Önce diğer davalar, arkasından diploma tartışması. Sanırım kimsenin bugün iktidarın Ekrem İmamoğlu’nu cumhurbaşkanlığı yarışında devre dışı bırakmak isteyip istemediğine dair bir şüphesi yoktur.

Belli ki öyle veya böyle Erdoğan’ın olası adaylığı durumunda -bu konuda anayasal düzenleme yapılır veya erken seçim üzerinden yeni bir hukuki içtihat oluşturulursa- karşısında İmamoğlu olmasın isteniyor.

Peki ama neden?

Çok güçlü bir aday olduğu için mi?

Tabii ki güçlü. Tabii ki anketlere bakıldığında mevcut Cumhurbaşkanı Erdoğan’la başa baş bir yarış yapacak gibi görünüyor.

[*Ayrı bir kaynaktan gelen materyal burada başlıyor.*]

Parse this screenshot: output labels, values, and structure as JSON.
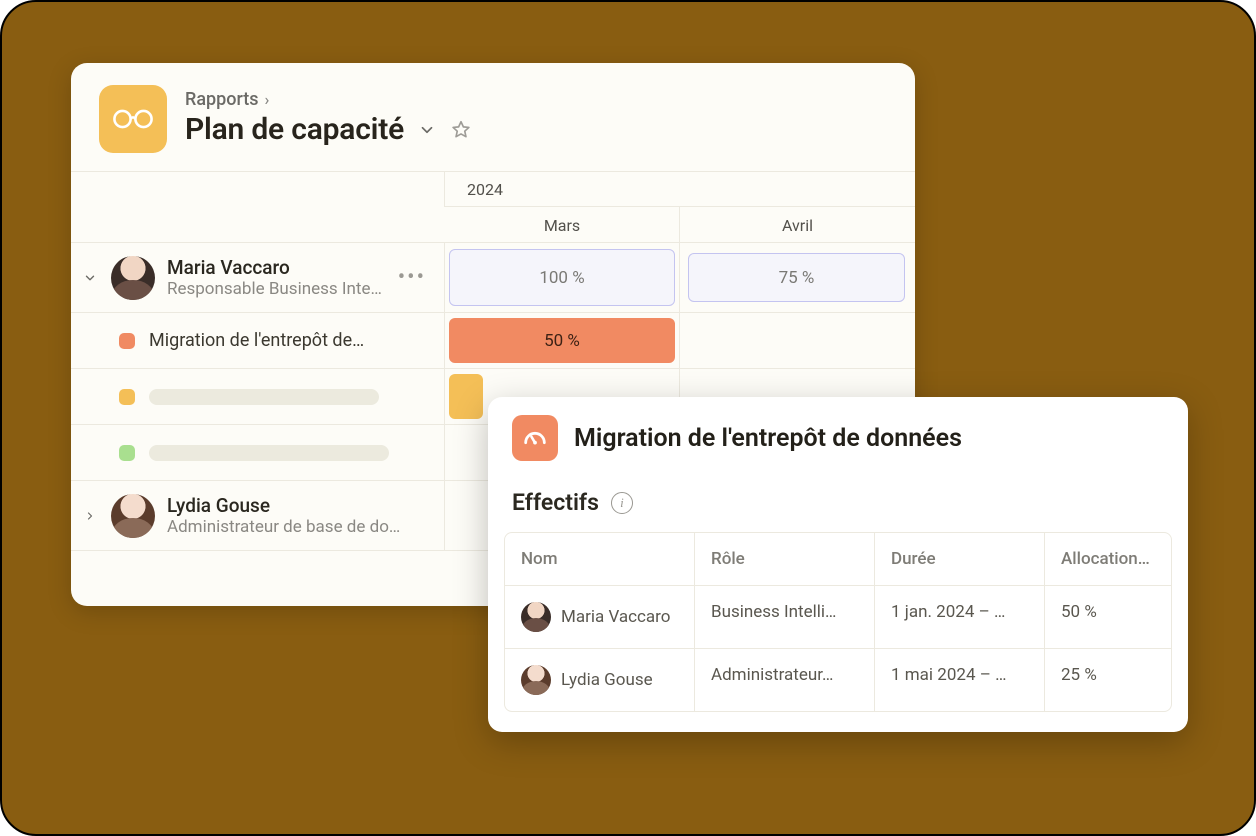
{
  "breadcrumb": {
    "root": "Rapports"
  },
  "title": "Plan de capacité",
  "timeline": {
    "year": "2024",
    "months": [
      "Mars",
      "Avril"
    ]
  },
  "people": [
    {
      "name": "Maria Vaccaro",
      "role": "Responsable Business Intelli…",
      "capacity": [
        "100 %",
        "75 %"
      ],
      "projects": [
        {
          "name": "Migration de l'entrepôt de…",
          "color": "orange",
          "alloc": "50 %"
        },
        {
          "name": "",
          "color": "yellow"
        },
        {
          "name": "",
          "color": "green"
        }
      ]
    },
    {
      "name": "Lydia Gouse",
      "role": "Administrateur de base de do…"
    }
  ],
  "detail": {
    "title": "Migration de l'entrepôt de données",
    "section": "Effectifs",
    "columns": {
      "name": "Nom",
      "role": "Rôle",
      "duration": "Durée",
      "allocation": "Allocation…"
    },
    "rows": [
      {
        "name": "Maria Vaccaro",
        "role": "Business Intelli…",
        "duration": "1 jan. 2024 – …",
        "allocation": "50 %"
      },
      {
        "name": "Lydia Gouse",
        "role": "Administrateur…",
        "duration": "1 mai 2024 – …",
        "allocation": "25 %"
      }
    ]
  }
}
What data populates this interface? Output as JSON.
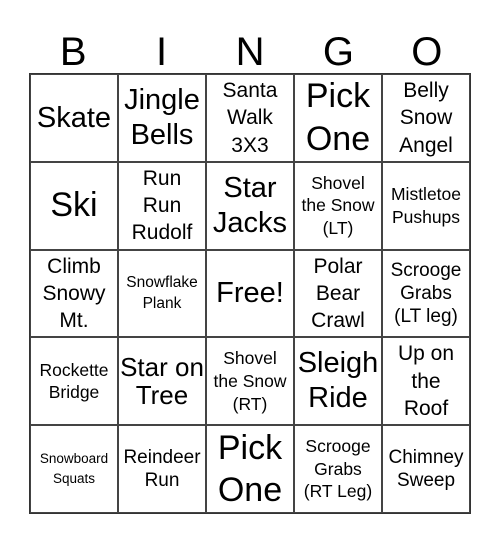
{
  "header": [
    "B",
    "I",
    "N",
    "G",
    "O"
  ],
  "cells": [
    {
      "text": "Skate",
      "size": "s30"
    },
    {
      "text": "Jingle\nBells",
      "size": "s30"
    },
    {
      "text": "Santa\nWalk\n3X3",
      "size": "s22"
    },
    {
      "text": "Pick\nOne",
      "size": "s36"
    },
    {
      "text": "Belly\nSnow\nAngel",
      "size": "s22"
    },
    {
      "text": "Ski",
      "size": "s36"
    },
    {
      "text": "Run\nRun\nRudolf",
      "size": "s22"
    },
    {
      "text": "Star\nJacks",
      "size": "s30"
    },
    {
      "text": "Shovel\nthe Snow\n(LT)",
      "size": "s18"
    },
    {
      "text": "Mistletoe\nPushups",
      "size": "s18"
    },
    {
      "text": "Climb\nSnowy\nMt.",
      "size": "s22"
    },
    {
      "text": "Snowflake\nPlank",
      "size": "s16"
    },
    {
      "text": "Free!",
      "size": "s30"
    },
    {
      "text": "Polar\nBear\nCrawl",
      "size": "s22"
    },
    {
      "text": "Scrooge\nGrabs\n(LT leg)",
      "size": "s20"
    },
    {
      "text": "Rockette\nBridge",
      "size": "s18"
    },
    {
      "text": "Star on\nTree",
      "size": "s26"
    },
    {
      "text": "Shovel\nthe Snow\n(RT)",
      "size": "s18"
    },
    {
      "text": "Sleigh\nRide",
      "size": "s30"
    },
    {
      "text": "Up on\nthe\nRoof",
      "size": "s22"
    },
    {
      "text": "Snowboard\nSquats",
      "size": "s14"
    },
    {
      "text": "Reindeer\nRun",
      "size": "s20"
    },
    {
      "text": "Pick\nOne",
      "size": "s36"
    },
    {
      "text": "Scrooge\nGrabs\n(RT Leg)",
      "size": "s18"
    },
    {
      "text": "Chimney\nSweep",
      "size": "s20"
    }
  ]
}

Lakin diğer aday adayı Mansur Yavaş’ın halk nezdinde İmamoğlu’ndan bile daha yüksek bir desteğe sahip olduğunu muhalefet çevrelerinden bile dinlemiyor muyuz?

Üstelik Mansur Yavaş’ın Cumhur İttifakı’ndan daha fazla oy koparma şansına sahip olduğu, milliyetçi-muhafazakâr seçmenin gözünde daha fazla krediyle yola çıkacağına dair analizler, anketler okumadık mı?

Kendinizi Erdoğan’ın yerine koyun. Karşınızda size benzeyen, sizinle benzer değerleri taşıyan, daha da önemlisi kurduğunuz milliyetçi-muhafazakâr ittifakla çok da farklı köklerden gelmeyen bir rakibiniz olsun.

Bu rakip belediye başkanlığından geldiği için siyaseten daha az yıpranmış olsun.

Yine aynı rakibin halkın büyük kısmında bir karşılığı olsun ve hatta olası diğer rakibinizden bile önde gözüksün.

Böyle bir rakiple yarışmak ister misiniz?

Diyelim ki, diploma veya başka bir dava aracılığıyla yarın, öbür gün İmamoğlu bir şekilde yarış dışı bırakıldı.

Bu duruma karşı çıkıldı, eylemler yapıldı ama bir şekilde iktidar buradaki tepkiyi savuşturmayı başardı.

CHP seçmeni dahil pek çok insan ibresini Mansur Yavaş’a döndürmez mi?

Eldeki en güçlü aday olarak Yavaş’ın arkasında birleşmez mi?

Hatta diğer muhalefet partileri bile yapılan haksızlığa tepki göstererek Yavaş’ı destekleyeceklerini açıklamaz mı?

Halihazırda anketlerde İmamoğlu’dan daha büyük bir desteğe sahip görünen Yavaş üstelik daha da güçlenerek doğal aday konumuna gelmez mi?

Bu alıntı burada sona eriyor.